A class-action lawsuit against Apple may soon be dismissed, as it hinges on one woman’s iPod that was purchased at the wrong time, the New York Times reports.
Apple deleted music off users’ iPods that wasn’t purchased from the company’s iTunes store between 2007 and 2009, which affected an estimated 8 million iPod owners. A lawsuit filed against the company claims Apple unfairly stifled competition, and the suit is claiming damages for iPods purchased between September 2006 and March 2009.
There’s just one problem—the attorneys in the case against Apple might not have a plaintiff to represent, meaning the case could be thrown out.

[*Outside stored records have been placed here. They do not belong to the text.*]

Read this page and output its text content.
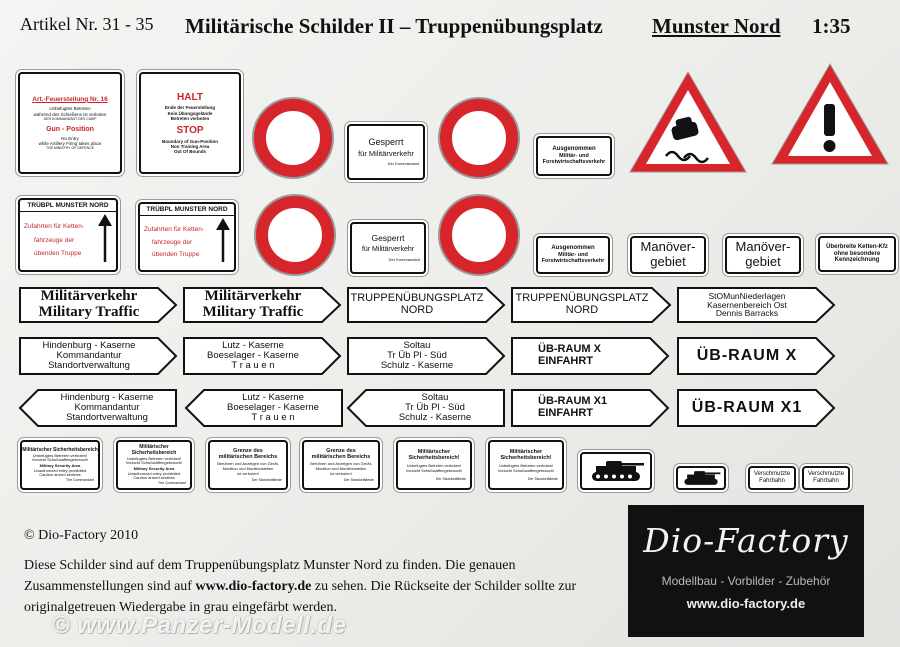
Artikel Nr. 31 - 35 Militärische Schilder II – Truppenübungsplatz Munster Nord 1:35
Art.-Feuerstellung Nr. 16
Unbefugtes Betreten
während des Schießens ist verboten
DER KOMMANDANT DES CAMP
Gun - Position
No Entry
while Artillery Firing takes place
THE MINISTRY OF DEFENCE
HALT
Ende der Feuerstellung
Kein Übungsgelände
Betreten verboten
STOP
Boundary of Gun-Position
Non Training Area
Out Of Bounds
Gesperrt
für Militärverkehr
Der Kommandant
Ausgenommen
Militär- und
Forstwirtschaftsverkehr
TRÜBPL MUNSTER NORD
Zufahrten für Ketten-
fahrzeuge der
übenden Truppe
TRÜBPL MUNSTER NORD
Zufahrten für Ketten-
fahrzeuge der
übenden Truppe
Gesperrt
für Militärverkehr
Der Kommandant
Ausgenommen
Militär- und
Forstwirtschaftsverkehr
Manöver-
gebiet
Manöver-
gebiet
Überbreite Ketten-Kfz
ohne besondere
Kennzeichnung
Militärverkehr
Military Traffic
Militärverkehr
Military Traffic
TRUPPENÜBUNGSPLATZ
NORD
TRUPPENÜBUNGSPLATZ
NORD
StOMunNiederlagen
Kasernenbereich Ost
Dennis Barracks
Hindenburg - Kaserne
Kommandantur
Standortverwaltung
Lutz - Kaserne
Boeselager - Kaserne
T r a u e n
Soltau
Tr Üb Pl - Süd
Schulz - Kaserne
ÜB-RAUM X
EINFAHRT	ÜB-RAUM X
Hindenburg - Kaserne
Kommandantur
Standortverwaltung
Lutz - Kaserne
Boeselager - Kaserne
T r a u e n
Soltau
Tr Üb Pl - Süd
Schulz - Kaserne
ÜB-RAUM X1
EINFAHRT	ÜB-RAUM X1
Militärischer Sicherheitsbereich
Unbefugtes Betreten verboten!
Vorsicht Schußwaffengebrauch!
Military Security Area
Unauthorized entry prohibited
Caution armed sentries
The Commandant
Militärischer Sicherheitsbereich
Unbefugtes Betreten verboten!
Vorsicht Schußwaffengebrauch!
Military Security Area
Unauthorized entry prohibited
Caution armed sentries
The Commandant
Grenze des militärischen Bereichs
Berühren und Anzeigen von Gerät,
Munition und Munitionsteilen
ist verboten!
Der Standortälteste
Grenze des militärischen Bereichs
Berühren und Anzeigen von Gerät,
Munition und Munitionsteilen
ist verboten!
Der Standortälteste
Militärischer Sicherheitsbereich!
Unbefugtes Betreten verboten!
Vorsicht Schußwaffengebrauch!
Der Standortälteste
Militärischer Sicherheitsbereich!
Unbefugtes Betreten verboten!
Vorsicht Schußwaffengebrauch!
Der Standortälteste
Verschmutzte
Fahrbahn
Verschmutzte
Fahrbahn
© Dio-Factory 2010
Diese Schilder sind auf dem Truppenübungsplatz Munster Nord zu finden. Die genauen Zusammenstellungen sind auf www.dio-factory.de zu sehen. Die Rückseite der Schilder sollte zur originalgetreuen Wiedergabe in grau eingefärbt werden.
Dio-Factory
Modellbau - Vorbilder - Zubehör
www.dio-factory.de
© www.Panzer-Modell.de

In a letter to the attorneys on Wednesday night, Apple said that the two plaintiffs’ iPods were purchased outside of the case’s time period based on the devices’ serial numbers, and on Friday, the lawyers suing Apple withdrew one of the plaintiffs after concluding her iPod was, in fact, purchased outside of the time period.
That just leaves one woman, Mariana Rosen, and Apple claims her iPod was bought in July 2009. Apple filed a motion with the court on Friday asking the case be dismissed entirely.
According to the New York Times, Rosen’s lead attorney told the judge presiding over the case that she has another iPod that was purchased in 2008, and she would respond to Apple’s letter on Saturday.
If the second plaintiff is withdrawn, there will be no one to represent in the $350 million case against Apple, meaning there could be no case at all.